South Africa: Parliament's 2017 Report Card, According to Parliament

Here's Parliament's own report for the year. It's left out all the messy bits, like mass walkouts by MPs, repeated calls for "order" in the House, Ministers ignoring requests to appear before Committees, Members' absenteeism, motions of no confidence in the president....but read for yourself and decide if your Parliament passed muster.

Parliament, Tuesday 12 December 2017 - Parliament exercised its constitutional tasks with renewed dedication and diligence during 2017.

This was demonstrated in 50 debates during 92 plenary sittings of the National Assembly and National Council of Provinces. The debates provided a national forum for public consideration of issues like the State of the Nation Address, violence against women and children and the Constitution's provisions on land reform and expropriation. Questions for oral reply and written reply also played a role in overseeing executive action. Questions for oral reply featured on 31 occasions during plenary sittings. The President appeared before Parliament five times for oral replies to questions and answered 30 questions. The Deputy President appeared 10 times and answered 60 questions. In addition, 4 236 written questions were put to the President and the National Executive (the Deputy President and Cabinet Ministers) and a total of 3 560 questions had been responded to by November.

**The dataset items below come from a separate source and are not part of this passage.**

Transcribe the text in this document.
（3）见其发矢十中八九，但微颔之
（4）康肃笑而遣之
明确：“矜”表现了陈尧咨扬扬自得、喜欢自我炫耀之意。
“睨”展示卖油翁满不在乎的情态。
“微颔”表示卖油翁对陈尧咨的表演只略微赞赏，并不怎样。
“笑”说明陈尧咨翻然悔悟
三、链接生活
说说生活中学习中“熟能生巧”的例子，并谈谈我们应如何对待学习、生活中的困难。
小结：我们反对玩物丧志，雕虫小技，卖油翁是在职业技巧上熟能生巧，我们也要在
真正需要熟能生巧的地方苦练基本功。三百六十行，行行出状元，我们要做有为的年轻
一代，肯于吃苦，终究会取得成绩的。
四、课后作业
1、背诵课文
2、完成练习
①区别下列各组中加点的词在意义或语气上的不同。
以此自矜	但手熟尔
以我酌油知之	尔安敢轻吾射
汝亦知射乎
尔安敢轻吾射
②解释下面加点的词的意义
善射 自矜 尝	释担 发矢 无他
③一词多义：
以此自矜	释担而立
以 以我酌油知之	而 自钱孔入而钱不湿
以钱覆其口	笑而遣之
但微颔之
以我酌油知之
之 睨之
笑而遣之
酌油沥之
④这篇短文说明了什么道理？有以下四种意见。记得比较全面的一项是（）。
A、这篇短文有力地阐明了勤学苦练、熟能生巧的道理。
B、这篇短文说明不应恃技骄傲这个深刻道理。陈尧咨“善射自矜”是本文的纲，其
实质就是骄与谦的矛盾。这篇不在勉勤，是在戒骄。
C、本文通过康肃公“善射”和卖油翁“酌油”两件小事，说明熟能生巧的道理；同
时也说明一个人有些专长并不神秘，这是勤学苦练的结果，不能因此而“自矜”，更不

Parliament's activism and responsiveness was also on display in the work of committees. By November, parliamentary committees had held 1 458 meetings, 95 involving oversight visits and 28 involving public hearings. There was also the inquiry into developments at the South African Broadcasting Corporation, current inquiries into allegations of state capture and ongoing scrutiny of the South African Social Services Agency's management of social grants. The Standing Committee on Public Accounts, the Standing Committee on Finance and the Portfolio Committee on Public Service and Administration have also called for further consideration of developments surrounding Steinhoff. Parliament will continue implementing the Constitution's requirement that it oversee and scrutinise executive action. This includes ensuring information needed is provided to enable this exercise of scrutiny and oversight.

As at 5 December, Parliament had passed 18 of 33 Bills under consideration and the President had assented to nine. Bills passed included the Financial Intelligence Centre Amendment Bill (to strengthen South Africa's ability to prevent and punish financial crimes like money laundering, illicit capital flows, tax evasion, corruption and bribery and financing of terrorism), the Protected Disclosures Amendment Bill (with extra safeguards for whistleblowers) and the International Arbitration Bill. This Bill provides for recognition and enforcement of foreign arbitral awards. The National Legislature also initiated legislation. The Labour Laws Amendment Bill, a Private Member's Bill, which the National Assembly passed in November, provides for parental leave for fathers and for adoption and surrogacy leave. The draft Political Party Funding Bill, from the Ad Hoc Committee on Political Party Funding, introduces regulations that will, for the first time, govern private donations to political parties represented in Parliament and the Provincial Legislatures. The proposal to amend the National Credit Act, from the Portfolio Committee on Trade and Industry, aims to promote responsible lending and to protect vulnerable consumers. The legislative proposal to amend the Public Audit Act, from the Standing Committee on the Auditor General, aims to give the Auditor General the authority to deal effectively with adverse findings on public entities' management of public funds.

Recommendations from the independent panel, chaired by former President Kgalema Motlanthe which assessed the application and impact of the laws of our democracy, will further enrich lawmaking and oversight. The Speakers' Forum, a structure of Parliament and the Provincial Legislatures, appointed the panel in January and received its report in November.

Participation in international and regional parliamentary organisations - like the Inter-Parliamentary Union, the Commonwealth Parliamentary Association and the Pan African Parliament - continued with energy and unity of purpose.

As we bid farewell to 2017, we reaffirm our determination to continue building an activist people's Parliament, responsive to the people's needs, driven by the goal of a better life for all.